La Fed, piégée par l’inflation
Face à ce contexte, la Fed est plus que jamais sous les projecteurs. Après avoir baissé ses taux de 100 points de base en 2023, elle fait aujourd’hui une pause, et personne n’est vraiment certain de la suite. Les marchés espèrent une baisse en septembre, mais tant que l’inflation core reste autour de 3 % (un niveau qu’on n’avait pas vu depuis la fin des années 90, hors période Covid), c’est niet. On oublie trop souvent à quel point une inflation de 3 % peut être destructrice pour la classe moyenne américaine : pour ceux qui n’ont ni immobilier, ni patrimoine financier, chaque hausse de prix se ressent immédiatement dans le quotidien. La Fed n’a pas le luxe de gérer ça à la légère.
Pression politique et bras de fer
La pression politique, elle, est omniprésente. Trump joue la carte de l’urgence : il veut des taux bas, vite, et il n’hésite pas à personnaliser le débat, à menacer Powell de le virer, à multiplier les effets d’annonce. On est dans un bras de fer typiquement américain, où la politique se mêle à l’économique, sans filtre. Mais le sujet est bien plus complexe que ça. La Fed, ce n’est pas qu’un seul homme, c’est un board aux sensibilités multiples, obligé de prendre en compte tous les États-Unis, du plus riche au plus pauvre. Il y a déjà eu des erreurs, comme cette sous-estimation de l’inflation post-Covid : la Fed ne veut pas reproduire les mêmes fautes en relâchant trop tôt sa politique.
Quand les taux élevés mordent l’économie réelle
Sur le terrain, les taux élevés font mal. Le marché immobilier US est grippé, les crédits coûtent cher, le refinancement hypothécaire atteint des niveaux dignes de la crise des subprimes. Les Américains ressentent directement cette politique monétaire dans leur capacité à emprunter, à consommer, à investir. Ce n’est pas juste un débat de salon entre économistes.

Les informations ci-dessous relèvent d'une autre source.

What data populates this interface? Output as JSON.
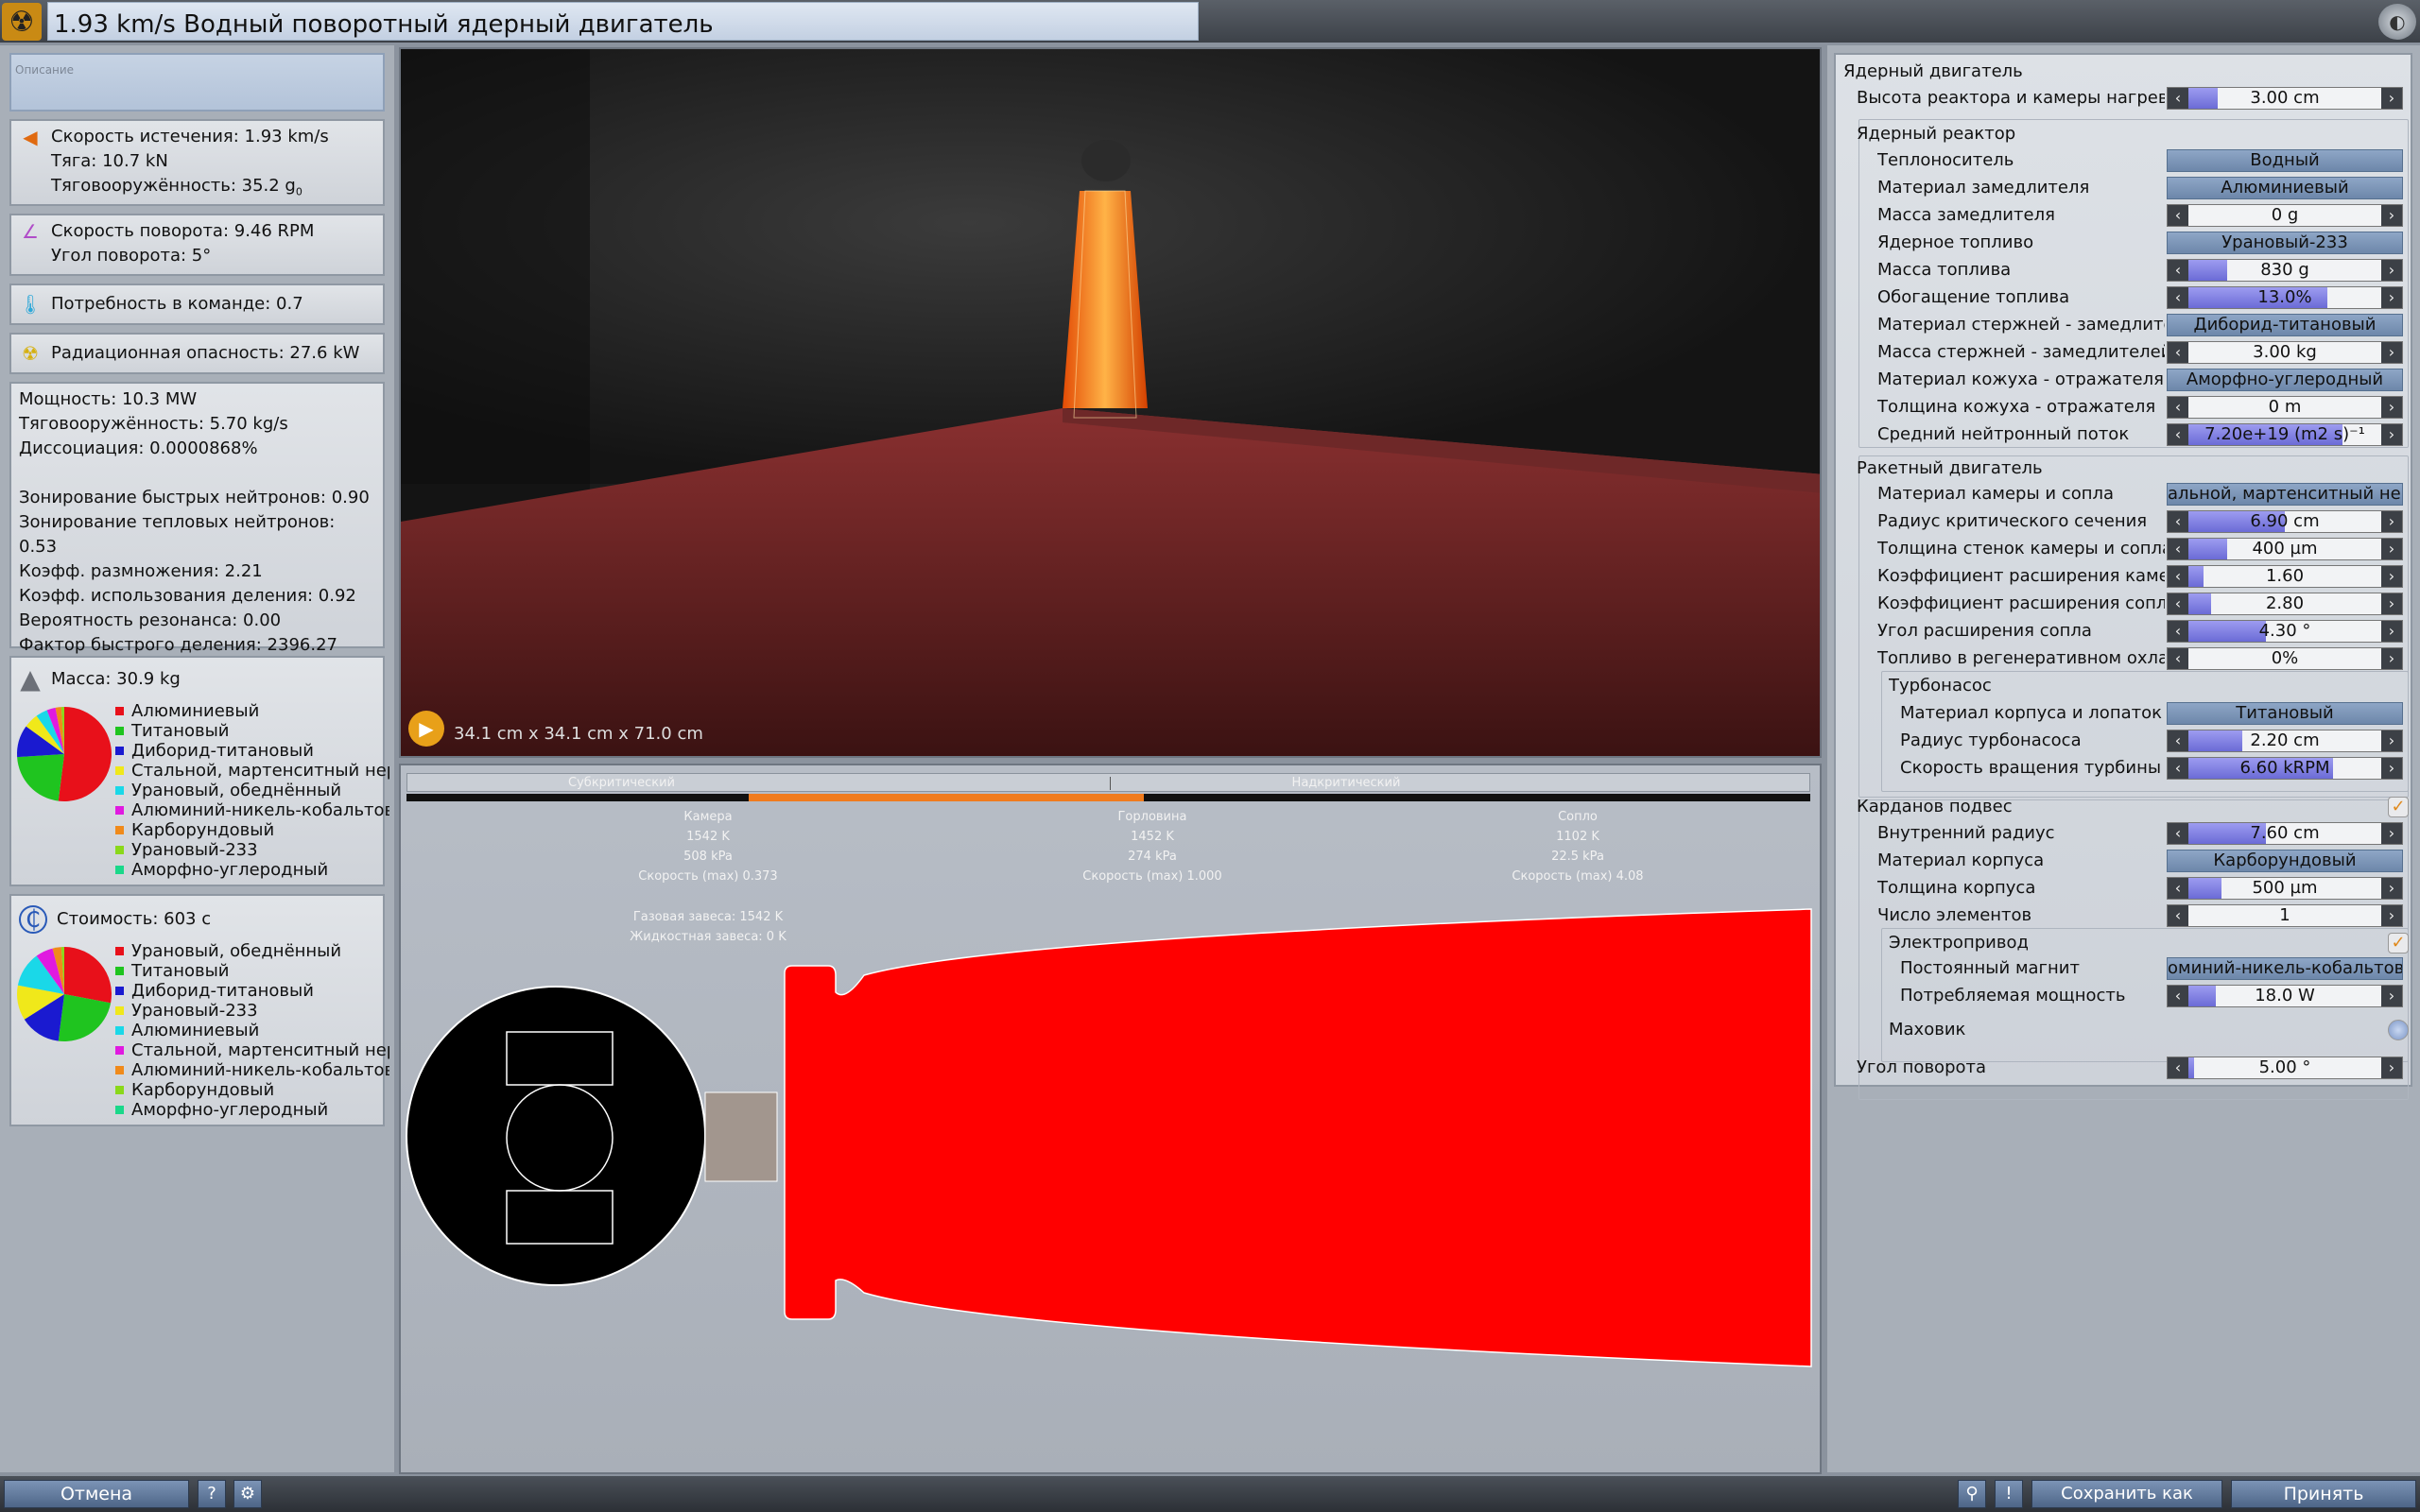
{
  "window": {
    "title": "1.93 km/s Водный поворотный ядерный двигатель"
  },
  "left": {
    "description_placeholder": "Описание",
    "exhaust": "Скорость истечения: 1.93 km/s",
    "thrust": "Тяга: 10.7 kN",
    "twr": "Тяговооружённость: 35.2 g",
    "twr_sub": "0",
    "gimbal_speed": "Скорость поворота: 9.46 RPM",
    "gimbal_angle": "Угол поворота: 5°",
    "crew": "Потребность в команде: 0.7",
    "radiation": "Радиационная опасность: 27.6 kW",
    "reactor_stats": [
      "Мощность: 10.3 MW",
      "Тяговооружённость: 5.70 kg/s",
      "Диссоциация: 0.0000868%",
      "",
      "Зонирование быстрых нейтронов: 0.90",
      "Зонирование тепловых нейтронов: 0.53",
      "Коэфф. размножения: 2.21",
      "Коэфф. использования деления: 0.92",
      "Вероятность резонанса: 0.00",
      "Фактор быстрого деления: 2396.27"
    ],
    "mass_label": "Масса: 30.9 kg",
    "mass_legend": [
      {
        "label": "Алюминиевый",
        "color": "#e8101a"
      },
      {
        "label": "Титановый",
        "color": "#1fc41f"
      },
      {
        "label": "Диборид-титановый",
        "color": "#1a1ad0"
      },
      {
        "label": "Стальной, мартенситный нерж",
        "color": "#f0e81a"
      },
      {
        "label": "Урановый, обеднённый",
        "color": "#1ad8e8"
      },
      {
        "label": "Алюминий-никель-кобальтовый",
        "color": "#e01ae0"
      },
      {
        "label": "Карборундовый",
        "color": "#f08a1a"
      },
      {
        "label": "Урановый-233",
        "color": "#8ad81a"
      },
      {
        "label": "Аморфно-углеродный",
        "color": "#1ad88a"
      }
    ],
    "mass_pie": [
      0.52,
      0.22,
      0.11,
      0.05,
      0.04,
      0.03,
      0.02,
      0.01
    ],
    "cost_label": "Стоимость: 603 с",
    "cost_legend": [
      {
        "label": "Урановый, обеднённый",
        "color": "#e8101a"
      },
      {
        "label": "Титановый",
        "color": "#1fc41f"
      },
      {
        "label": "Диборид-титановый",
        "color": "#1a1ad0"
      },
      {
        "label": "Урановый-233",
        "color": "#f0e81a"
      },
      {
        "label": "Алюминиевый",
        "color": "#1ad8e8"
      },
      {
        "label": "Стальной, мартенситный нерж",
        "color": "#e01ae0"
      },
      {
        "label": "Алюминий-никель-кобальтовый",
        "color": "#f08a1a"
      },
      {
        "label": "Карборундовый",
        "color": "#8ad81a"
      },
      {
        "label": "Аморфно-углеродный",
        "color": "#1ad88a"
      }
    ],
    "cost_pie": [
      0.28,
      0.24,
      0.14,
      0.12,
      0.12,
      0.06,
      0.03,
      0.01
    ]
  },
  "viewport": {
    "dimensions": "34.1 cm x 34.1 cm x 71.0 cm"
  },
  "diagram": {
    "subcritical": "Субкритический",
    "supercritical": "Надкритический",
    "chamber": {
      "title": "Камера",
      "temp": "1542 K",
      "pressure": "508 kPa",
      "speed": "Скорость (max) 0.373"
    },
    "throat": {
      "title": "Горловина",
      "temp": "1452 K",
      "pressure": "274 kPa",
      "speed": "Скорость (max) 1.000"
    },
    "nozzle": {
      "title": "Сопло",
      "temp": "1102 K",
      "pressure": "22.5 kPa",
      "speed": "Скорость (max) 4.08"
    },
    "gas_curtain": "Газовая завеса: 1542 K",
    "liquid_curtain": "Жидкостная завеса: 0 K"
  },
  "right": {
    "nuclear_engine": "Ядерный двигатель",
    "reactor_height_label": "Высота реактора и камеры нагрева",
    "reactor_height": "3.00 cm",
    "reactor": "Ядерный реактор",
    "coolant_label": "Теплоноситель",
    "coolant": "Водный",
    "moderator_label": "Материал замедлителя",
    "moderator": "Алюминиевый",
    "moderator_mass_label": "Масса замедлителя",
    "moderator_mass": "0 g",
    "fuel_label": "Ядерное топливо",
    "fuel": "Урановый-233",
    "fuel_mass_label": "Масса топлива",
    "fuel_mass": "830 g",
    "enrichment_label": "Обогащение топлива",
    "enrichment": "13.0%",
    "rod_material_label": "Материал стержней - замедлителей",
    "rod_material": "Диборид-титановый",
    "rod_mass_label": "Масса стержней - замедлителей",
    "rod_mass": "3.00 kg",
    "reflector_label": "Материал кожуха - отражателя",
    "reflector": "Аморфно-углеродный",
    "reflector_thick_label": "Толщина кожуха - отражателя",
    "reflector_thick": "0 m",
    "flux_label": "Средний нейтронный поток",
    "flux": "7.20e+19 (m2 s)⁻¹",
    "rocket": "Ракетный двигатель",
    "chamber_mat_label": "Материал камеры и сопла",
    "chamber_mat": "альной, мартенситный нерж",
    "throat_radius_label": "Радиус критического сечения",
    "throat_radius": "6.90 cm",
    "wall_label": "Толщина стенок камеры и сопла",
    "wall": "400 µm",
    "chamber_exp_label": "Коэффициент расширения камеры",
    "chamber_exp": "1.60",
    "nozzle_exp_label": "Коэффициент расширения сопла",
    "nozzle_exp": "2.80",
    "nozzle_angle_label": "Угол расширения сопла",
    "nozzle_angle": "4.30 °",
    "regen_label": "Топливо в регенеративном охлаждении",
    "regen": "0%",
    "turbopump": "Турбонасос",
    "tp_mat_label": "Материал корпуса и лопаток",
    "tp_mat": "Титановый",
    "tp_radius_label": "Радиус турбонасоса",
    "tp_radius": "2.20 cm",
    "tp_speed_label": "Скорость вращения турбины",
    "tp_speed": "6.60 kRPM",
    "gimbal": "Карданов подвес",
    "inner_radius_label": "Внутренний радиус",
    "inner_radius": "7.60 cm",
    "housing_mat_label": "Материал корпуса",
    "housing_mat": "Карборундовый",
    "housing_thick_label": "Толщина корпуса",
    "housing_thick": "500 µm",
    "elements_label": "Число элементов",
    "elements": "1",
    "actuator": "Электропривод",
    "magnet_label": "Постоянный магнит",
    "magnet": "оминий-никель-кобальтовый",
    "power_label": "Потребляемая мощность",
    "power": "18.0 W",
    "flywheel": "Маховик",
    "angle_label": "Угол поворота",
    "angle": "5.00 °"
  },
  "bottom": {
    "cancel": "Отмена",
    "help": "?",
    "save_copy": "Сохранить как копию",
    "accept": "Принять"
  }
}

Des marchés actions qui s’en fichent ?
Et pourtant, les marchés actions ne semblent pas s’en soucier. Ils restent perchés sur des sommets de valorisation, alors même que les obligations et le cash offrent désormais des alternatives bien rémunérées. On assiste à un décalage flagrant : la complaisance des actions contraste avec la vigilance du marché obligataire. Si jamais l’inflation devait repartir, ou si la Fed ne bougeait pas en septembre comme beaucoup l’espèrent, la correction pourrait être brutale.
Guerre commerciale : le dernier verrou
Dernier facteur clé : la guerre commerciale. Trump fait traîner les accords, multiplie les menaces de droits de douane, et repousse la visibilité dont la Fed a besoin pour agir. En réalité, plus vite on aura des deals commerciaux solides, plus vite la Fed pourra se permettre de baisser ses taux en toute confiance.
Ce qu’il faut surveiller pour la suite
Les prochains mois seront déterminants. On va scruter chaque statistique : inflation, emploi, mais aussi publications de résultats d’entreprises et leur “guidance”. Tout est lié : si l’environnement commercial se stabilise et que les chiffres s’alignent, on pourra enfin envisager un vrai assouplissement monétaire à l’automne. Sinon, la patience restera de mise, et les marchés pourraient devoir s’ajuster à une réalité bien moins “douce” que ce qu’ils imaginent aujourd’hui.
En bref : La Fed est piégée entre prudence et pressions politiques, l’économie américaine ralentit, les marchés actions paraissent déconnectés du risque réel… et tout se jouera sur les données macro et la politique internationale cet été. Préparez-vous à rester agiles et à ne pas prendre pour acquis ce qui vous semble “évident” aujourd’hui. Les marchés n’aiment ni l’incertitude, ni les surprises : la suite pourrait bien leur en réserver quelques-unes.